Only a very small percentage of Poblish’s articles have so far been semantically analysed (OpenAmplify are very kindly letting us evaluate their software for free, so the number of articles we process is limited), but all new articles are – and for those articles that have them, Poblish is now displaying the results in the page’s sidebar. Here are the results for the following article.

The way we display the results is simplistic at best, but essentially what we’re showing are the main topics from the article, divided into their relevant category, and coloured as follows:

  • Blue: favourable references (or “polarity”). Dark blue for wholly positive (never negative), light blue for generally positive (but occasionally negative).
  • Red: unfavourable references. Red for wholly positive (never negative), pink for generally positive (but occasionally negative).
  • Grey: neutral references, or a mixture of positive and negative ones.

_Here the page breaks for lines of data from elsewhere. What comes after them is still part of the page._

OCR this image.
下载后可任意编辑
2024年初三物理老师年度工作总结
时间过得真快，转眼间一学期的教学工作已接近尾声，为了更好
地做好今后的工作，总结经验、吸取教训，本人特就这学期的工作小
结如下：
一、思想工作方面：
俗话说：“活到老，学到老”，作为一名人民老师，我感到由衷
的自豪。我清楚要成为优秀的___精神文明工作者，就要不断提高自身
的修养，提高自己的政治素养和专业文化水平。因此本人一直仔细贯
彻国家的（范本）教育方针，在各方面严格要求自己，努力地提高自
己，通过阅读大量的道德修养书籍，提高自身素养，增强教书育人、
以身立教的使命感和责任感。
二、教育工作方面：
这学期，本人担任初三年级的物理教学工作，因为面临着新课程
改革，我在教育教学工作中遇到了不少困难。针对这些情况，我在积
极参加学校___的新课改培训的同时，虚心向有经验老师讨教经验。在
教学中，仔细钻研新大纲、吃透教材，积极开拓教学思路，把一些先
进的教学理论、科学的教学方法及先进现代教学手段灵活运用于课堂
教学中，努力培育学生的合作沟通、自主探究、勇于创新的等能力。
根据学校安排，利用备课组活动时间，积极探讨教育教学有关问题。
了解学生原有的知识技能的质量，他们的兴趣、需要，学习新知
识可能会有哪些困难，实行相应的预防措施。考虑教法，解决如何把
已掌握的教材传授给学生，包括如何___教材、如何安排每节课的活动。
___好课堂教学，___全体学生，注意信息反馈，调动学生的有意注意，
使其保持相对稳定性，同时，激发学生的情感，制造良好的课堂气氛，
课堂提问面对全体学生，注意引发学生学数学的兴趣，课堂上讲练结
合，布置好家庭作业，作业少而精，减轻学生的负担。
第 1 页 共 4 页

Clearly there are successes and failures in the above list. Sunny Hundal‘s name appears as a mere noun, rather than a human name (though I wonder if the fact that his surname was misspelled in the original article is relevant here) and some of the polarities seem a little random.

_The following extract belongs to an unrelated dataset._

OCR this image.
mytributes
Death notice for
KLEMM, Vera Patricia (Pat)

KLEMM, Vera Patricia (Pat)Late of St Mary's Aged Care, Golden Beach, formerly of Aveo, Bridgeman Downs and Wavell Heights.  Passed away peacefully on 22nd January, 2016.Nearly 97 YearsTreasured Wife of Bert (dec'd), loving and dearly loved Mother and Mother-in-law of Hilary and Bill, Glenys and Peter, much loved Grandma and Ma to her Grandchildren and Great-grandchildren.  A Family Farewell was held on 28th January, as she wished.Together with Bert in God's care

Bear in mind, though, that each set of results you see was the result of an analysis of one, single article, without any context. Give the tool 200,000, however, and we can be certain that insights will start to massively outweigh mistakes. Context is critical, and – just as we don’t judge people or texts on the basis of what we objectively see – semantic applications should not be regarded in isolation, but as part of a vast network of humans and machines, using different techniques to identify and weave links between pieces of information, gradually improving our understanding of them.

All in all, the questions I’m interested in are:

  1. Do we believe semantic analysis can work?
  2. Do we believe that it can reveal insights that it would be impractical for human beings to find?
  3. Do we believe that those insights might be just the ones we need?
  4. Is it worth us investing more in such solutions?

I’d offer a yes to each of those questions, and have had a lot of fun evaluating OpenAmplify, but: what do you think?

by admin

Taking ‘Possibly Related Posts’ to the next level

9:30 am in Natural Language Processing, Policy-making, Political Blogging, Semantic Web, Stemming, Stopwords, WordPress by admin

Many WordPress bloggers use plugins like these to help people who read their posts find other, related posts.

That’s all well and good if you only want to help readers find your own articles, but perhaps other political bloggers have made your own point better than you have? Let’s now turn that round: perhaps you’ve made another blogger’s point better than he has? Wouldn’t it be great if there was a Related Posts service that let people follow links to similar content from one blog to another, irrespective of who wrote it and where you started reading?

Poblish offers just this. Simply open a blog post from one of the 1500 feeds we monitor, and you’ll see a list of similar posts, ranked by similarity, from across all of those feeds.

If that wasn’t cool enough, the list of related posts updates automatically. So, if you create a new, collaborative article with us, you can watch the list update as your work progresses – literally as you type. That’s very useful – perhaps you make a particular point, then some articles appear that strongly refute that point. You might then reconsider, delete your last paragraph, and move on in a different vein.

I believe that tools like this are an essential part of making the political blogosphere a knowledge base, that can not only improve political blogging, but also improve policy-making.

(I should add, as an aside, that all these services essentially use Inverse Document Frequency algorithms. Here’s a worked example. They can work very well – Poblish’s especially, I hope, as our algorithm uses stemming and stopwords – but there’s no attempt by the computer to understand the text, or the context, so there will inevitably be howlers. These are not semantic solutions of the type I mentioned yesterday, but don’t worry: we have big plans in that area.)